城の中ではメイドたちがせわしなく走り回っていた。5歳になる城主の娘の姿が見当たらないのだ。メイドたちが総出で城の中を探し回っているが、その姿を確認できた者はまだいない。メイドたちは焦っていた。子煩悩な城主にバレたら、減給どころの話じゃない。何としてでも内々に、ばれないようにことを処理しなければならないのだ。

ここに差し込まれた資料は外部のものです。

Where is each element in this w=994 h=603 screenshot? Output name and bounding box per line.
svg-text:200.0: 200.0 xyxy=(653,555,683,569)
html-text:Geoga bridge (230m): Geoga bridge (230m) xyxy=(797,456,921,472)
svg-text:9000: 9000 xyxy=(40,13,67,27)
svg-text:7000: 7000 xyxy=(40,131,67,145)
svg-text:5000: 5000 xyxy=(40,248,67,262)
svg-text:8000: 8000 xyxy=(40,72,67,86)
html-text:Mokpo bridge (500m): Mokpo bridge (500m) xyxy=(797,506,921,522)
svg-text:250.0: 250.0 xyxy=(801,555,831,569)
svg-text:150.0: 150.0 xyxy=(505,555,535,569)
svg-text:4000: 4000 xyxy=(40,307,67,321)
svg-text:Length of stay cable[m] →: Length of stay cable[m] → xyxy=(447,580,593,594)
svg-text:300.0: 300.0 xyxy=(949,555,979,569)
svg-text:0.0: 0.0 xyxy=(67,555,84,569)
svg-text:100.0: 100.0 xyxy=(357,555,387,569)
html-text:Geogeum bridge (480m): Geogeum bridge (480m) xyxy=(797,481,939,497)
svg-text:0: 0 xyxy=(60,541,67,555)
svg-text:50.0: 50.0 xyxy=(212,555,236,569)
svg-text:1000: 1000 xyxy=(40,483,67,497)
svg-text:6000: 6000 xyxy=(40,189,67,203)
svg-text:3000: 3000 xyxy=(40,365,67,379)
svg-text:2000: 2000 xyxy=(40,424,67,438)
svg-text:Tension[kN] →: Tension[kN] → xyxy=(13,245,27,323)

広い廊下を駆けていたメイドの一人が同僚の姿を見つけ、小走りで駆け寄った。
「そっちはどうだった?」
「それが……厨房にはいらっしゃらなかったわ。そちらはどう?」
「こちらもダメよ。どのお部屋もくまなく探したけれど、見つからなかったわ」
「だとしたらもう、城の外へ出てしまわれたのかしら……」
メイドたちの視線が、城の窓へと移る。
雲ひとつない晴天である。
「ありえるわね……。あのお嬢様のことだもの。護衛もつけずに、森の中を一人でずんずん進んでいる可能性があるわ……」
メイドたちは遠い目をして、窓の外に広がる景色をみた。城を取り囲む広大な森がどこまでも広がっている。
「最悪、人海戦術で森狩りね……」
地平線の彼方まで続く緑を眺めながら、メイドたちは深いため息をついた。